No obstante que el panorama dibujado tiene un carácter som- brío, en cambio no parece pecar precisamente de irrealista. Con todo, un análisis y un juicio equilibrados parecieran impulsar a pensar que todavía se está en un momento en el cual es posible frenar y revertir la espiral negativa en la que ha entrado la sociedad. Por la misma razón, urge una actitud realista que, una vez efectuado el análisis, conduzca al plan y a la acción.
AUN CONCORDANDO con el diagnóstico formulado en estas líneas, más de algún lector se podrá preguntar: ¿qué se puede hacer ante el fenómeno de degradación moral e institucional en desarrollo? La respuesta, tal vez la única, es que cada chileno consciente de la coyuntura que se enfrenta debe prepararse para actuar y proceder en consecuencia. ¿Y cómo?, ¿de qué manera? Asumiendo todas las responsabilidades que sea posible llevar a buen puerto, en aquellas esferas donde naturalmente puede influir en aras del bien común. ¿Cuáles son estas? El trabajo, la actividad empresarial, las asociaciones gremiales, los colegios profesionales, los centros de padres, los medios de comunicación, la universidad, las asociaciones estudiantiles, los grupos de análisis y estudio, los clubes deportivos, los ámbitos de vida social, artística, cultural, etcétera. Es decir, participando activamente donde se despliega permanentemente la trama vital de la comunidad humana. Por supuesto, preferentemente donde bajo ningún respecto se puede claudicar: en la familia. Y para quien pueda, aun a costa de sacrificios personales, en puestos de servicio público. Finalmente, si se tiene la posibilidad, las mínimas condiciones y cierto grado de vocación, también en la política activa; ¿por qué no?
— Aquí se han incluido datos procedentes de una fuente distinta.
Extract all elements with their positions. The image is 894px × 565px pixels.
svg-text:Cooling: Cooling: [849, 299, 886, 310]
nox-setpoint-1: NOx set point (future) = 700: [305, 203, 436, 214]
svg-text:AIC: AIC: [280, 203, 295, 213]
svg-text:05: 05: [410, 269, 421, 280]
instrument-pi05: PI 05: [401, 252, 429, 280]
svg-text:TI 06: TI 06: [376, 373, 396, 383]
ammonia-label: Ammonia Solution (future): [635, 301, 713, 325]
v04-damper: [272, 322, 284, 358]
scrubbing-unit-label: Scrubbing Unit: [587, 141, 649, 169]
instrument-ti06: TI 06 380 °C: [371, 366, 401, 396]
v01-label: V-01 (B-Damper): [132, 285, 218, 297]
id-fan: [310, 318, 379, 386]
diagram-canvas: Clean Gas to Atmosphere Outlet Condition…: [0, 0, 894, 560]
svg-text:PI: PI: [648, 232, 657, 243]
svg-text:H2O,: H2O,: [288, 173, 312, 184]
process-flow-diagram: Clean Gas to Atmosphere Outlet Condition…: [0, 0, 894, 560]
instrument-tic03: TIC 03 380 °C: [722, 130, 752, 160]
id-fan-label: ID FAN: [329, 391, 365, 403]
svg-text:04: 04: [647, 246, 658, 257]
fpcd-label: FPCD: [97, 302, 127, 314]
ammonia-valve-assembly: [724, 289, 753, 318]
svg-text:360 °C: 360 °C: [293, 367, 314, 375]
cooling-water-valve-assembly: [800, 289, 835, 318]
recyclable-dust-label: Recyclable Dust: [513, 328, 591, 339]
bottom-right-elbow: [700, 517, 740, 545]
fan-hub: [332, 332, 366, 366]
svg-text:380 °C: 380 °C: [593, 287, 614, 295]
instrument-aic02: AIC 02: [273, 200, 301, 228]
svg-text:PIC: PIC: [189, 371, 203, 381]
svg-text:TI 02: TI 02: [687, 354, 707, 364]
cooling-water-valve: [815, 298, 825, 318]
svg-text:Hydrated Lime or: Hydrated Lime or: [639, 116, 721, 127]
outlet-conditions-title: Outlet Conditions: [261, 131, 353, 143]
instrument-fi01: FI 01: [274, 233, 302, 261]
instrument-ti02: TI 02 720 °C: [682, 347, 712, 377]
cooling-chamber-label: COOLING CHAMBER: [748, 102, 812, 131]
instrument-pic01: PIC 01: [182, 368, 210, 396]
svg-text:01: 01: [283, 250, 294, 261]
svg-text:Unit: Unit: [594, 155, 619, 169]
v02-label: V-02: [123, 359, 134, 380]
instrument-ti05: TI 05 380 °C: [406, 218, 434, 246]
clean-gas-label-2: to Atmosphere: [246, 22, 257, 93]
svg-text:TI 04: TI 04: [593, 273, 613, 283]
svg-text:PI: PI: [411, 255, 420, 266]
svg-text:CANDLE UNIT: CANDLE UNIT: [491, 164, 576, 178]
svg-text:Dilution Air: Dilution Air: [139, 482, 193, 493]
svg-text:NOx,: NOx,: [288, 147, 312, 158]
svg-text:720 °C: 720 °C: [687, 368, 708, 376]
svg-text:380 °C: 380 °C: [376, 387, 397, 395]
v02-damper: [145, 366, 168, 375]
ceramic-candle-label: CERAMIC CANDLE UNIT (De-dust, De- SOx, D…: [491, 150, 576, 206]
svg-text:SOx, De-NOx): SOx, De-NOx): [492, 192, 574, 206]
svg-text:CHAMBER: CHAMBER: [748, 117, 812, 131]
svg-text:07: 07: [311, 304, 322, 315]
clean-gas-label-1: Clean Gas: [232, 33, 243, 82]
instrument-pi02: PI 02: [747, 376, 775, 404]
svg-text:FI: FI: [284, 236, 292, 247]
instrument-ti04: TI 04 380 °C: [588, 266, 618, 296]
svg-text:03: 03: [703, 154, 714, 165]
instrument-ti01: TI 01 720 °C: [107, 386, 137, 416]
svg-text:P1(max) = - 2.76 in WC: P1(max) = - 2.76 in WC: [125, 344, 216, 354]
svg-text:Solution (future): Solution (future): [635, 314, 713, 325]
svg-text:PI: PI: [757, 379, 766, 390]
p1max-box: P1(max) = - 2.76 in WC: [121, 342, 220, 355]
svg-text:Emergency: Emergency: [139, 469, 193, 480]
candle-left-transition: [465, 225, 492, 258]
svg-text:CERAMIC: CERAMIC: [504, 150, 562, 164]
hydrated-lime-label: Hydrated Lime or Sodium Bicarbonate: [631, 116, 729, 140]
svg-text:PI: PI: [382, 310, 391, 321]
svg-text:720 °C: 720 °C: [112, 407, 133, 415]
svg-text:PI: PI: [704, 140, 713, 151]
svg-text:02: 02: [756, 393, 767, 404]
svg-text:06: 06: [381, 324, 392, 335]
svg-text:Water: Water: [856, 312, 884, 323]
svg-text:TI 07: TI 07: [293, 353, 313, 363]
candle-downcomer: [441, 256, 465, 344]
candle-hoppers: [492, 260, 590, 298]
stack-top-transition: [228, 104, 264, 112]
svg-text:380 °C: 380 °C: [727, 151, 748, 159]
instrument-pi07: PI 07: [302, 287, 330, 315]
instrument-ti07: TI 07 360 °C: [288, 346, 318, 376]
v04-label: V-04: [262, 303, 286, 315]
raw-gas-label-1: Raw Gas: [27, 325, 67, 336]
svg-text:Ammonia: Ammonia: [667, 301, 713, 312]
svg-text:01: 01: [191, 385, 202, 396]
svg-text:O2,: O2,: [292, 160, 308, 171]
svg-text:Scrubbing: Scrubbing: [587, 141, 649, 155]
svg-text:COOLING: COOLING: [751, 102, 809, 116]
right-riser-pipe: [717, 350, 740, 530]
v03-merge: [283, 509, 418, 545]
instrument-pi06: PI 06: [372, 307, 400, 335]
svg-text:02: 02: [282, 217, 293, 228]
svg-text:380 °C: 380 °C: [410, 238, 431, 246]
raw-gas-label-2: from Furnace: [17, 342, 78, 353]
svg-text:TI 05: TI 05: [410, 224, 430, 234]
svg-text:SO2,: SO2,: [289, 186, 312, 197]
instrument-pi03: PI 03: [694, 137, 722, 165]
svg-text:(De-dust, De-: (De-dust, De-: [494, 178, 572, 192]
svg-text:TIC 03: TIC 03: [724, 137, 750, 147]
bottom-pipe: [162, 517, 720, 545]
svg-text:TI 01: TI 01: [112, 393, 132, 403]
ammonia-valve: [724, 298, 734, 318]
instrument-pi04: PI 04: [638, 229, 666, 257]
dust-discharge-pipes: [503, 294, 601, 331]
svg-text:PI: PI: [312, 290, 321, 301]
Las crisis sociales, declaradas o en ciernes, corresponden siempre a carencias de virtudes vividas, de ausencia de hombres y mujeres que las encarnen efectivamente. Son, asimismo, fruto de la falta de auténticos líderes volcados al servicio de los demás, preocupados por el bien común allí donde estén y en la medida que el lugar donde se encuentren lo permita.
Se suele sostener también, y con fundamento, que toda crisis abre una oportunidad. En Chile actual esta estriba en que sus ciudadanos rompan la inercia, dejen la comodidad, no se dejen amedrentar por las fuerzas del permisivismo y la tolerancia mal entendida y tomen la bandera del bien; esto es, asuman el liderazgo social y moral que les corresponde. Solo así se preservarán fuertes la vida societaria y las instituciones fundamentales de la nación. Cada vez con mayor claridad, este parece no ser un desafío para mañana ni para los demás, sino para uno mismo y para hoy. No vaya a ser que más tarde únicamente quepa lamentar la propia indiferencia asociada a una pasividad consciente y, por lo mismo, culpable.